Here you can see that we broke the rule of full mesh and we specify that primary Transit GW builds connection to pub_IP1 and HA GW builds second connection to pub_IP2.

Knowing that, lets define our AWS TGW’s peers and specific connections
MULTI-CLOUD TRANSIT -> STEP 3 -> External Device ->  BGP/IPSEC
Due to the fact that in AWS  we can specify only 1 IP as Peer (CGW – customer gateway) we need to follow option2. Otherwise 2nd Aviatrix Gateway would try to establish another tunnel which will never be up (dummy tunnel). The example should look like this:

Repeating this step for all 4 connections and we have the following (we can list them under SITE2CLOUD -> Setup):

Let’s check BGP … (after all configuration is done Aviatrix and AWS)

AWS TGW configuration

With the concept of individual RTB per DEV and PROD we already achieved the isolation.

Aviatrix segmentation

Let’s define our security policy. The workflow for domain segmentation  is very easy. 

Enable Segmentation

Create Domains

Define Policy
Our 2 domains (RED, BLUE) should not talk to each other so nothing under Connected.
If we had “Shared Services” VPC we could define such and put as “Connected” under each.

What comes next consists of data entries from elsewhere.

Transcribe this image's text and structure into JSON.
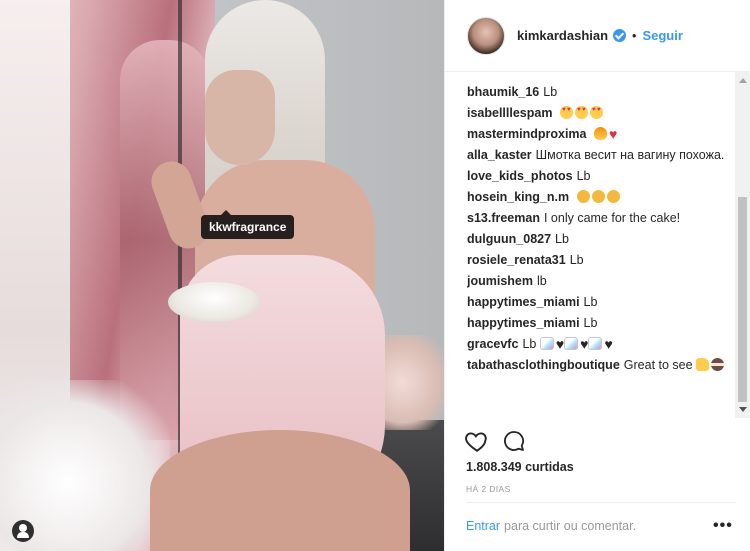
{
  "post": {
    "image_alt": "",
    "photo_tag": "kkwfragrance"
  },
  "header": {
    "username": "kimkardashian",
    "verified": true,
    "separator": "•",
    "follow_label": "Seguir"
  },
  "comments": [
    {
      "user": "bhaumik_16",
      "text": "Lb",
      "emojis": []
    },
    {
      "user": "isabellllespam",
      "text": "",
      "emojis": [
        "heart-eyes",
        "heart-eyes",
        "heart-eyes"
      ]
    },
    {
      "user": "mastermindproxima",
      "text": "",
      "emojis": [
        "fire",
        "red-heart"
      ]
    },
    {
      "user": "alla_kaster",
      "text": "Шмотка весит на вагину похожа.",
      "emojis": []
    },
    {
      "user": "love_kids_photos",
      "text": "Lb",
      "emojis": []
    },
    {
      "user": "hosein_king_n.m",
      "text": "",
      "emojis": [
        "grin",
        "grin",
        "tongue"
      ]
    },
    {
      "user": "s13.freeman",
      "text": "I only came for the cake!",
      "emojis": []
    },
    {
      "user": "dulguun_0827",
      "text": "Lb",
      "emojis": []
    },
    {
      "user": "rosiele_renata31",
      "text": "Lb",
      "emojis": []
    },
    {
      "user": "joumishem",
      "text": "lb",
      "emojis": []
    },
    {
      "user": "happytimes_miami",
      "text": "Lb",
      "emojis": []
    },
    {
      "user": "happytimes_miami",
      "text": "Lb",
      "emojis": []
    },
    {
      "user": "gracevfc",
      "text": "Lb",
      "emojis": [
        "unicorn",
        "black-heart",
        "unicorn",
        "black-heart",
        "unicorn",
        "black-heart"
      ]
    },
    {
      "user": "tabathasclothingboutique",
      "text": "Great to see",
      "emojis": [
        "thumbs-up",
        "cake"
      ]
    }
  ],
  "actions": {
    "likes": "1.808.349 curtidas",
    "time": "HÁ 2 DIAS"
  },
  "footer": {
    "login_link": "Entrar",
    "login_text": "para curtir ou comentar.",
    "more_label": "•••"
  },
  "colors": {
    "accent": "#3897f0",
    "text": "#262626",
    "muted": "#999999",
    "border": "#efefef"
  }
}
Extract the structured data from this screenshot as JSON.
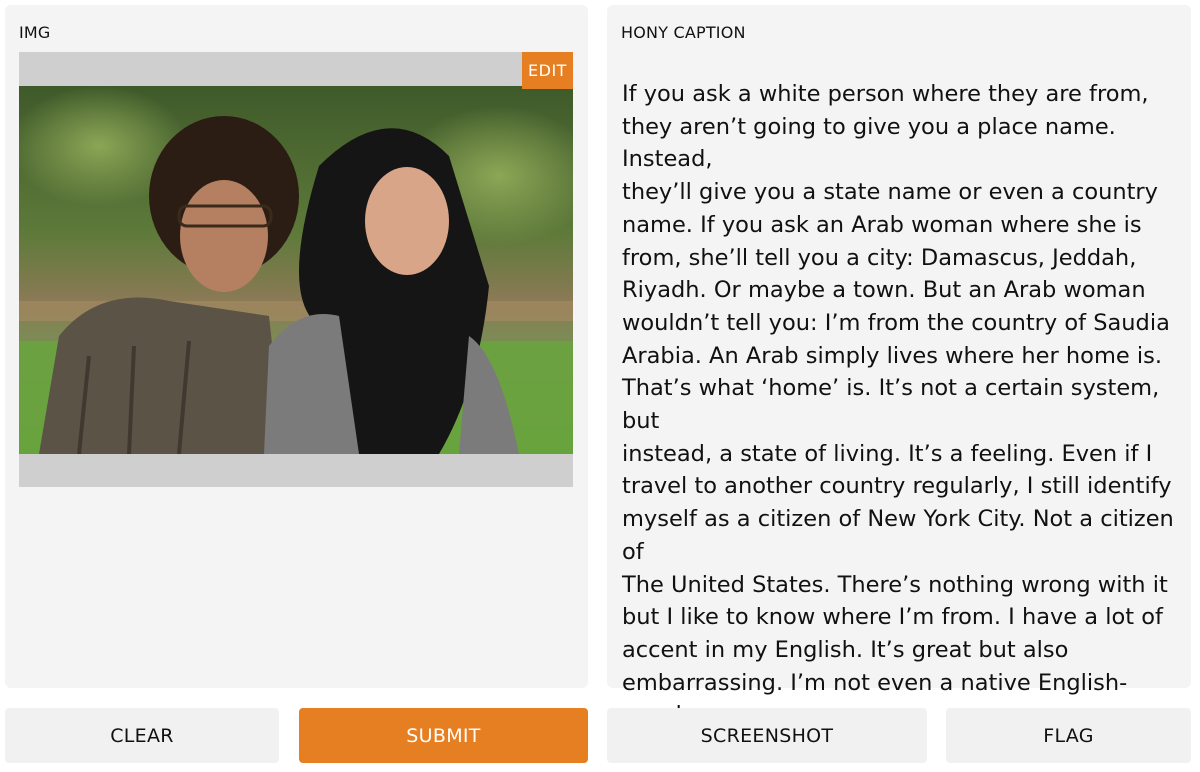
{
  "image_panel": {
    "label": "IMG",
    "edit_label": "EDIT"
  },
  "caption_panel": {
    "label": "HONY CAPTION",
    "text": "If you ask a white person where they are from,\nthey aren’t going to give you a place name. Instead,\nthey’ll give you a state name or even a country\nname. If you ask an Arab woman where she is\nfrom, she’ll tell you a city: Damascus, Jeddah,\nRiyadh. Or maybe a town. But an Arab woman\nwouldn’t tell you: I’m from the country of Saudia\nArabia. An Arab simply lives where her home is.\nThat’s what ‘home’ is. It’s not a certain system, but\ninstead, a state of living. It’s a feeling. Even if I\ntravel to another country regularly, I still identify\nmyself as a citizen of New York City. Not a citizen of\nThe United States. There’s nothing wrong with it\nbut I like to know where I’m from. I have a lot of\naccent in my English. It’s great but also\nembarrassing. I’m not even a native English-\nspeaker."
  },
  "buttons": {
    "clear": "CLEAR",
    "submit": "SUBMIT",
    "screenshot": "SCREENSHOT",
    "flag": "FLAG"
  },
  "colors": {
    "accent": "#e67e22",
    "panel_bg": "#f4f4f4",
    "image_frame": "#cfcfcf"
  }
}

Associate “Attachment” to domain

Complete list of all Attachments per Domain:

Testing connectivity

Investigating the path we can see traffic going through our Tunnel and each one of the Aviatrix Gateway.

Copilot - view

Copilot is really powerful tool for day 2 operations. One of it’s key benefit is Topology MAP which is dynamically generated based on Controller’s data read from individual CSPs.

Here you can see:

  • Transit Gateways deployed in HA mode
  • 1 spoke for PROD environment
  • 1 spoke for DEV environment
  • all x4 connections towards TGW with x2 tunnels per each connection
  • latency on each one of the IPSEC tunnel – that is handy 

Additionally we can verify Security policy and confirm which “Security attachment” is allowed to talk with the rest (it even says what type of node it is: Spoke or Site2Cloud). BTW I’m not daltonist – could have named segmenets better though 🙂

Infrastructure as Code

The whole configuration I built with Terraform for many reasons – as exercise 🙂 mainly. But I encourage all to test it out and see how easy automation is especially for Aviatrix part. If you compare the code needed to deploy AWS piece to Aviatrix – you will see the difference is huge.

Summary

For me the key lesson of this exercise was to learn how to define CONNECTION with option of splitting it into 2 separate destinations per Aviatrix GWs. Before knowing that there was a workaround of defining “dummy” tunnels which was ugly and cumbersome. We easily extended Security domain to native TGW in AWS so we can leverage fully that isolation , also if needed we can add more connections and increase the throughput required.